A playwright became a president, a singing revolution overthrew a dictatorship, forbidden writers climbed on balconies and talked to the crowds. 1989 was a unique year, when artists had the chance to create a new political system, and when free creativity was the sign of a new age in Central and Eastern Europe. What do we take today from this period? Can artists be designers of a new social order? Should they aspire for that? And how much of the legacy of artists and activists of the generation 1989 is alive three decades later?
A whole day gathering brings together artists, activists, scholars and leaders of different generations to discuss among themselves as well as with broad public. The discussion will be accompanied by performances, screenings, and a library of banned books.
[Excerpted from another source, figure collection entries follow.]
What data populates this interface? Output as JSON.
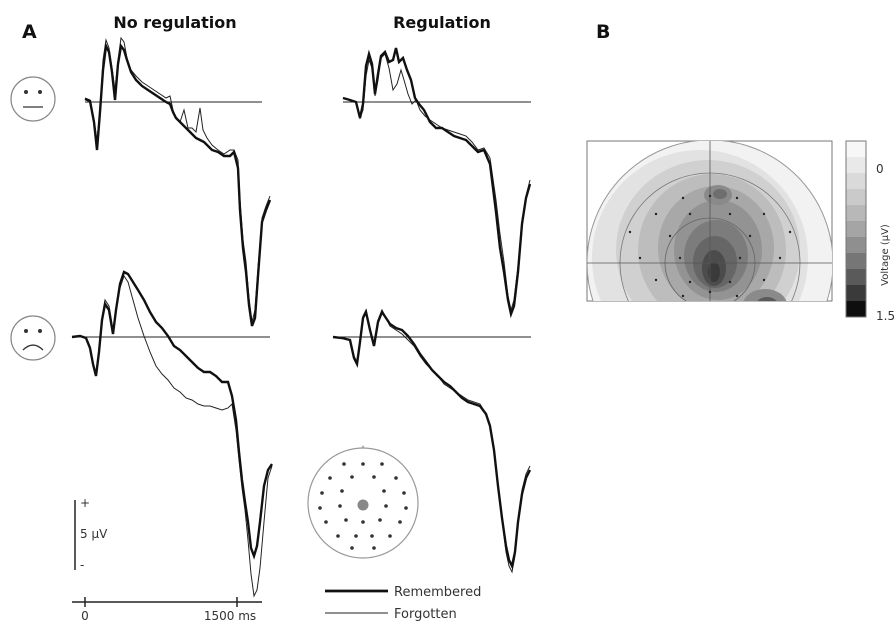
{
  "panel_a": {
    "letter": "A",
    "columns": [
      "No regulation",
      "Regulation"
    ],
    "scale_bar": {
      "plus": "+",
      "minus": "-",
      "label": "5 μV"
    },
    "time_axis": {
      "start": "0",
      "end": "1500 ms"
    }
  },
  "panel_b": {
    "letter": "B",
    "colorbar": {
      "ticks": [
        "0",
        "1.5"
      ],
      "label": "Voltage (μV)"
    }
  },
  "legend": {
    "remembered": "Remembered",
    "forgotten": "Forgotten"
  },
  "icons": [
    "neutral-face-icon",
    "sad-face-icon",
    "electrode-head-map-icon"
  ],
  "colors": {
    "line": "#111111",
    "grid": "#888888"
  }
}
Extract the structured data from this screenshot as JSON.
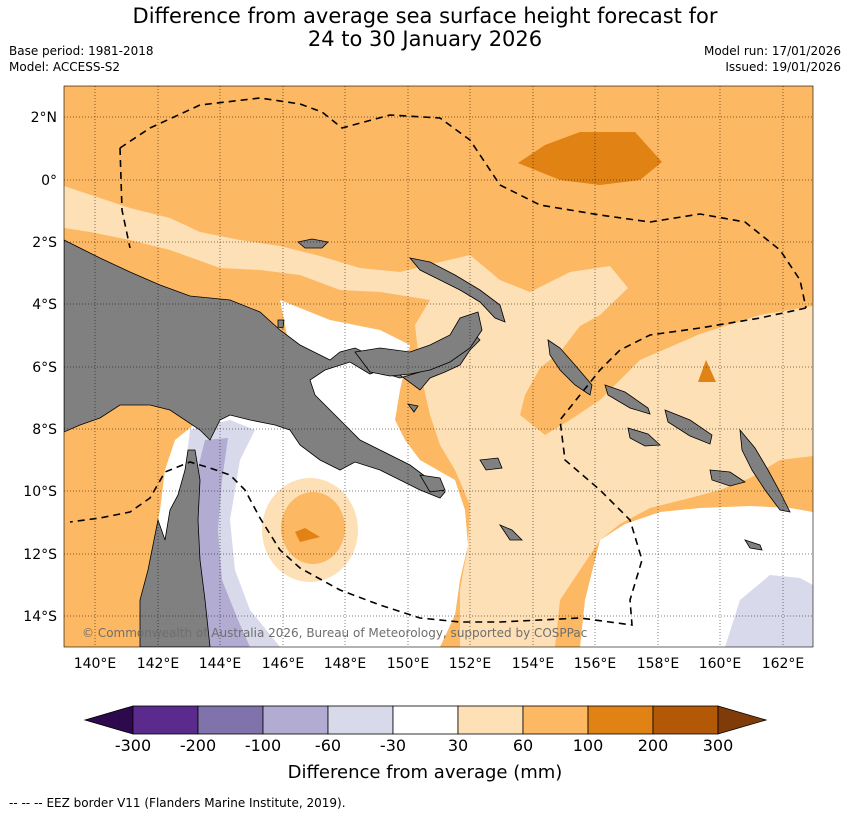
{
  "title": {
    "line1": "Difference from average sea surface height forecast for",
    "line2": "24 to 30 January 2026"
  },
  "meta": {
    "base_period": "Base period: 1981-2018",
    "model": "Model: ACCESS-S2",
    "model_run": "Model run: 17/01/2026",
    "issued": "Issued: 19/01/2026"
  },
  "map": {
    "longitude_range_degE": [
      139,
      163
    ],
    "latitude_range_deg": [
      -15,
      3
    ],
    "lon_ticks": [
      "140°E",
      "142°E",
      "144°E",
      "146°E",
      "148°E",
      "150°E",
      "152°E",
      "154°E",
      "156°E",
      "158°E",
      "160°E",
      "162°E"
    ],
    "lat_ticks": [
      "2°N",
      "0°",
      "2°S",
      "4°S",
      "6°S",
      "8°S",
      "10°S",
      "12°S",
      "14°S"
    ],
    "gridlines": "dotted",
    "land_color": "#808080",
    "copyright": "© Commonwealth of Australia 2026, Bureau of Meteorology, supported by COSPPac"
  },
  "colorbar": {
    "label": "Difference from average (mm)",
    "ticks": [
      "-300",
      "-200",
      "-100",
      "-60",
      "-30",
      "30",
      "60",
      "100",
      "200",
      "300"
    ],
    "colors": {
      "below_-300": "#2d0a4e",
      "-300_-200": "#5a2b8c",
      "-200_-100": "#8073ac",
      "-100_-60": "#b2abd2",
      "-60_-30": "#d8daeb",
      "-30_30": "#ffffff",
      "30_60": "#fee0b6",
      "60_100": "#fdb863",
      "100_200": "#e08214",
      "200_300": "#b35806",
      "above_300": "#7f3b08"
    }
  },
  "legend": {
    "eez_symbol": "--  --  --",
    "eez_text": "EEZ border V11 (Flanders Marine Institute, 2019)."
  }
}
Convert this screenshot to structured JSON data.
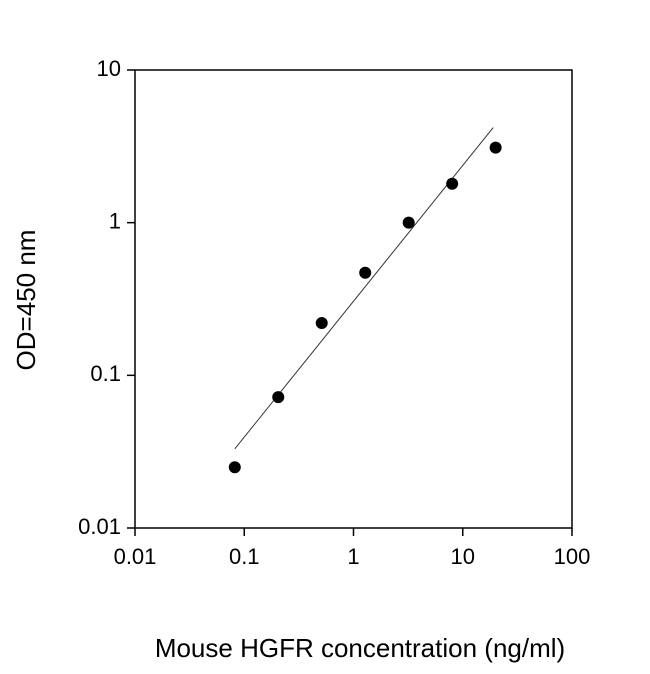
{
  "chart_data": {
    "type": "scatter",
    "xlabel": "Mouse HGFR concentration (ng/ml)",
    "ylabel": "OD=450 nm",
    "x": [
      0.08192,
      0.2048,
      0.512,
      1.28,
      3.2,
      8,
      20
    ],
    "series": [
      {
        "values": [
          0.025,
          0.072,
          0.22,
          0.47,
          1.0,
          1.8,
          3.1
        ],
        "color": "#000000"
      }
    ],
    "fit_line": {
      "x": [
        0.082,
        19
      ],
      "y": [
        0.033,
        4.2
      ],
      "color": "#333333"
    },
    "xscale": "log",
    "yscale": "log",
    "xlim": [
      0.01,
      100
    ],
    "ylim": [
      0.01,
      10
    ],
    "xticks": [
      0.01,
      0.1,
      1,
      10,
      100
    ],
    "yticks": [
      0.01,
      0.1,
      1,
      10
    ]
  }
}
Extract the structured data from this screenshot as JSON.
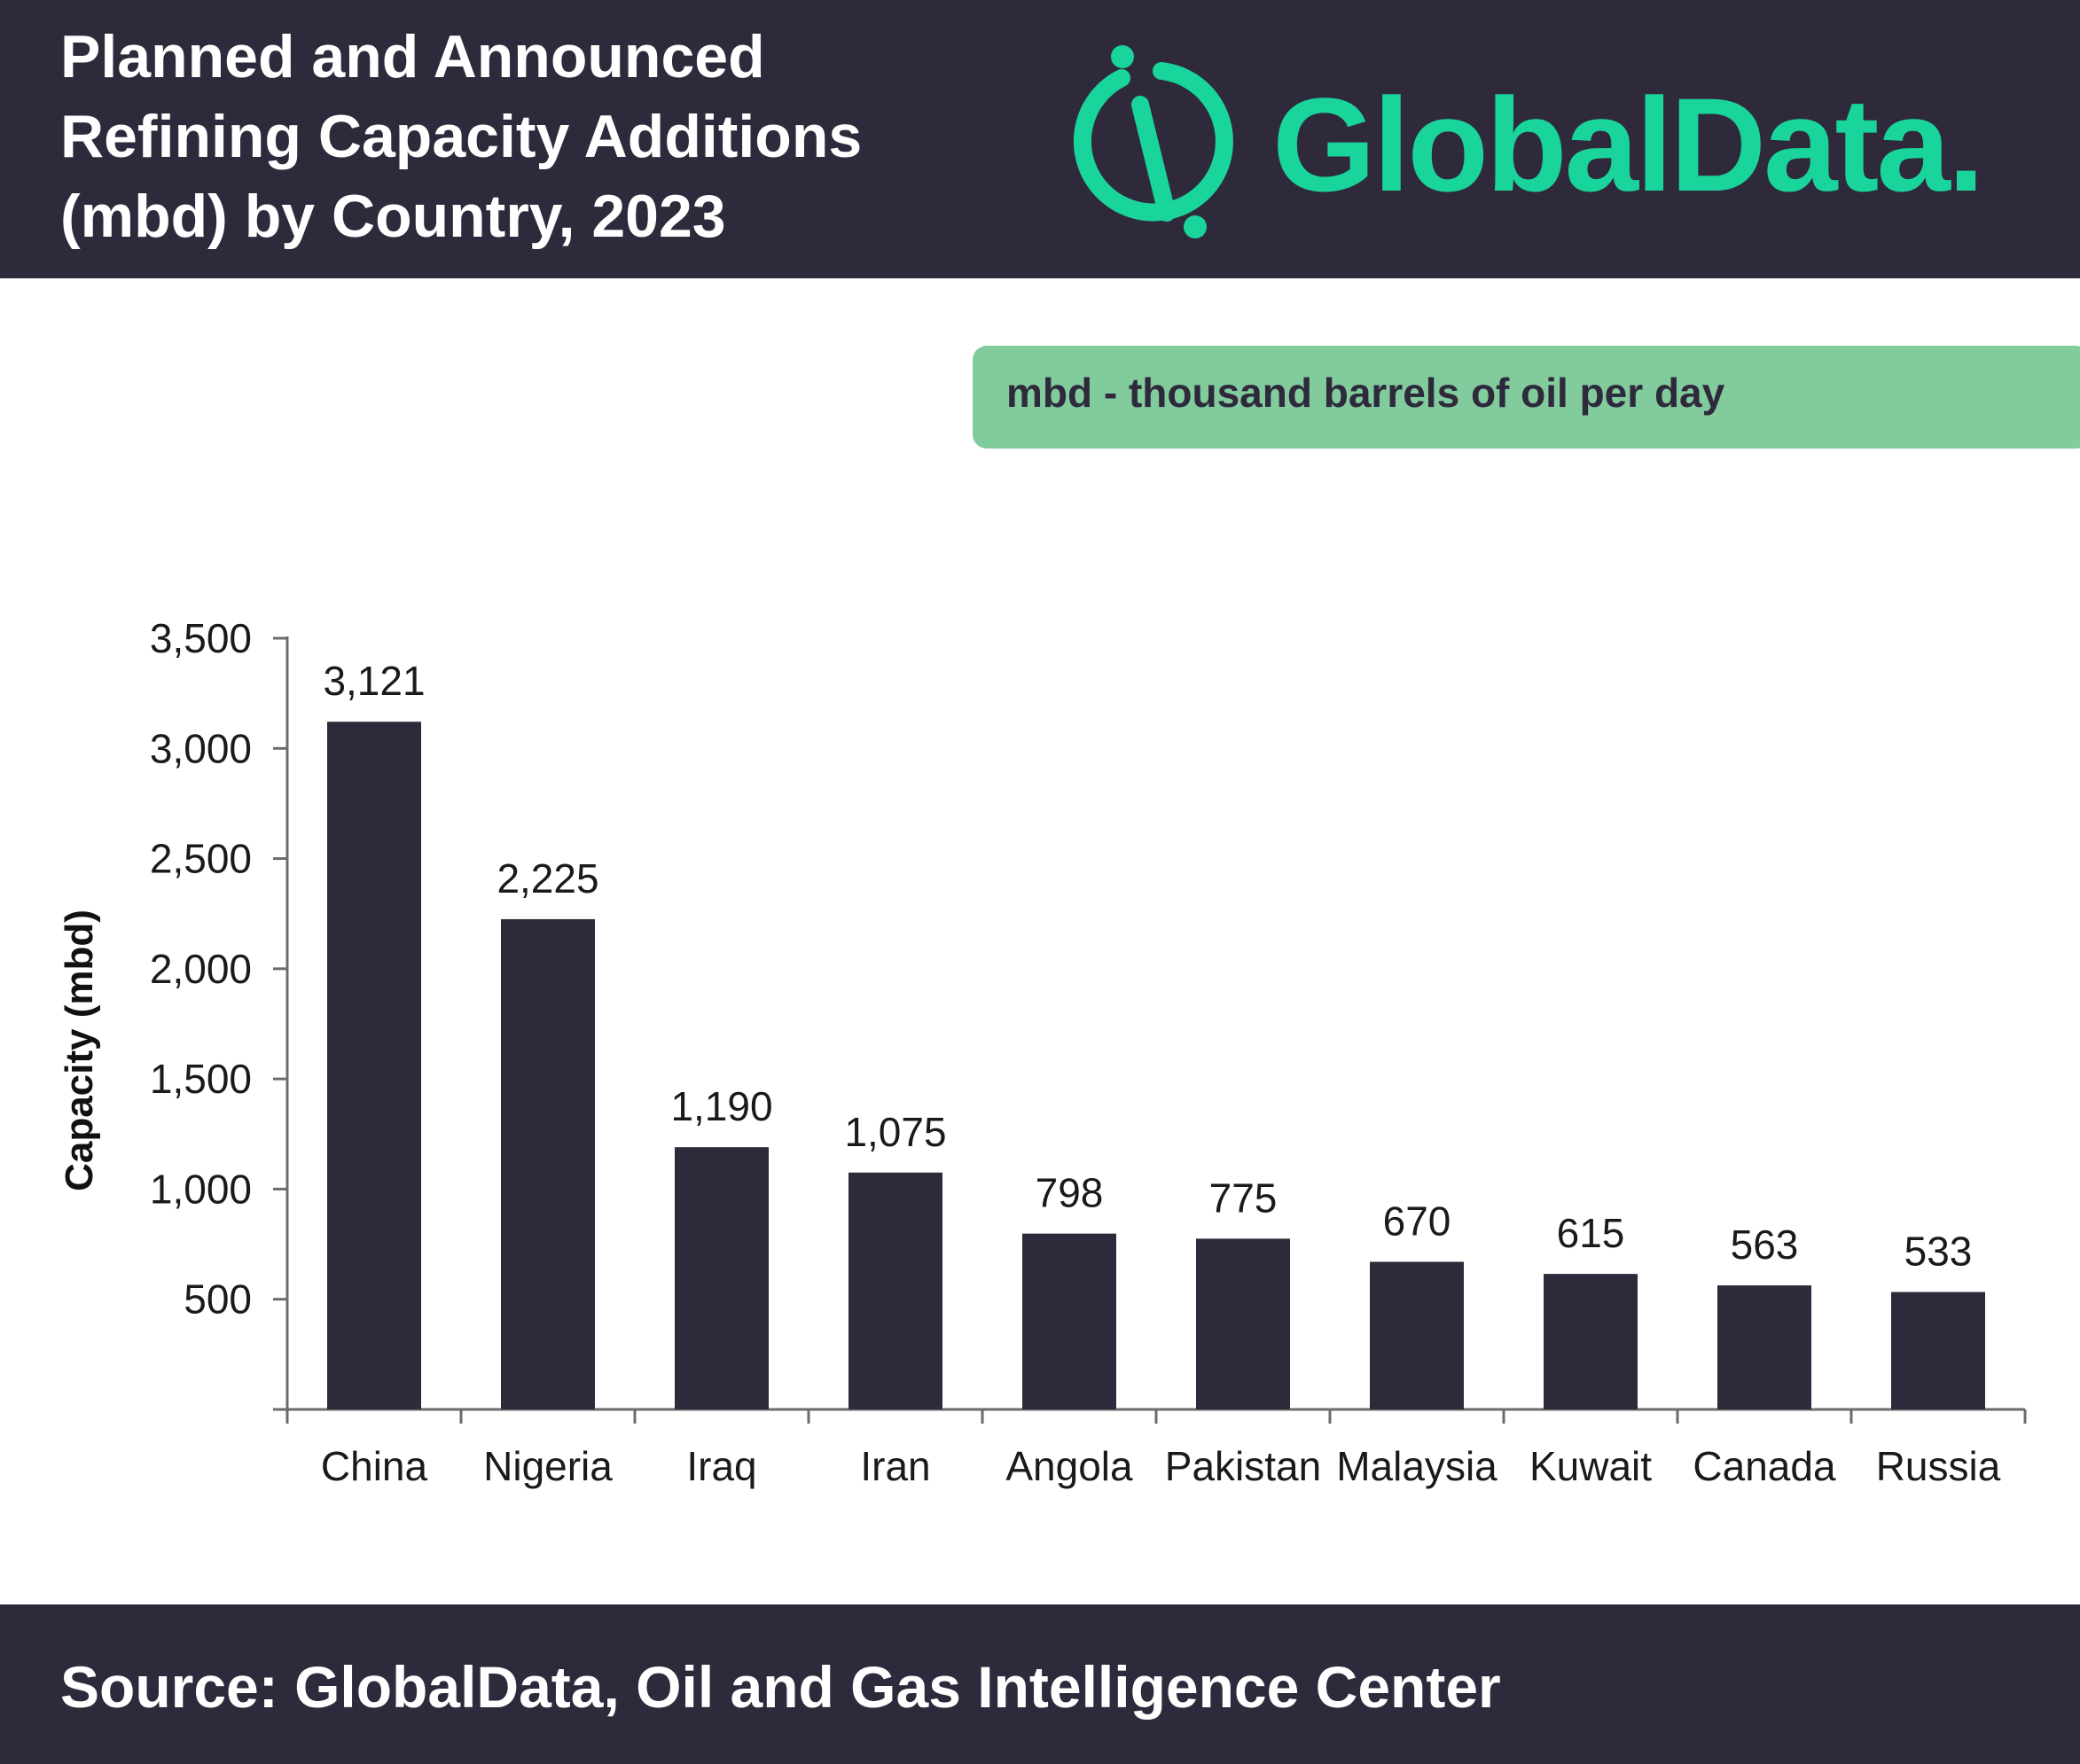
{
  "header": {
    "title_lines": [
      "Planned and Announced",
      "Refining Capacity Additions",
      "(mbd) by Country, 2023"
    ],
    "logo_text": "GlobalData."
  },
  "colors": {
    "dark": "#2e2a3c",
    "brand_green": "#1ad59b",
    "note_box": "#82cb9c",
    "bar": "#2e2a3c"
  },
  "note": "mbd - thousand barrels of oil per day",
  "footer": {
    "source": "Source: GlobalData, Oil and Gas Intelligence Center"
  },
  "chart_data": {
    "type": "bar",
    "title": "Planned and Announced Refining Capacity Additions (mbd) by Country, 2023",
    "xlabel": "",
    "ylabel": "Capacity (mbd)",
    "categories": [
      "China",
      "Nigeria",
      "Iraq",
      "Iran",
      "Angola",
      "Pakistan",
      "Malaysia",
      "Kuwait",
      "Canada",
      "Russia"
    ],
    "values": [
      3121,
      2225,
      1190,
      1075,
      798,
      775,
      670,
      615,
      563,
      533
    ],
    "data_labels": [
      "3,121",
      "2,225",
      "1,190",
      "1,075",
      "798",
      "775",
      "670",
      "615",
      "563",
      "533"
    ],
    "yticks": [
      500,
      1000,
      1500,
      2000,
      2500,
      3000,
      3500
    ],
    "ytick_labels": [
      "500",
      "1,000",
      "1,500",
      "2,000",
      "2,500",
      "3,000",
      "3,500"
    ],
    "ylim": [
      0,
      3500
    ],
    "grid": false,
    "legend": "none"
  }
}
Organised within the project ‘Engagement through Culture before and after 1989’ with the support of the ‘Europe for Citizens Programme’ of the European Union.

Curators: Tereza Porybná et Jitka Pánek Jurková


1989/2019 – Then and now

The notoriously activist artist David Černý and the political scientist Jiří Přibáň are looking back on 1989 and its significance for today in a discussion moderated by Pieter DeBuysser.

Revolution is not a garden party

Maya and Reuben Fowkes, Klara Kemp-Welch and others exploring artistic initiatives and communities existing outside the institutional framework in Central and Eastern Europe prior and post 1989.

Public space as a site for civic action

Pavel Karous and Kristina Norman both deal with the significance of art of the communist era in public space. They will engage with Svatopluk Mikyta and Zuzana Bodnárová, the curators of the appraised Slovak gallery Banská St A Nica Contemporary, and other speakers. 

Heroes not for just one day

Artists and activists discussing their engagement in Europe today – Sonia Dermience, Tamara Moyzes, John Jordan from the French collective ZAD, Sébastien Hendrickx from Extinction Rebellion and others.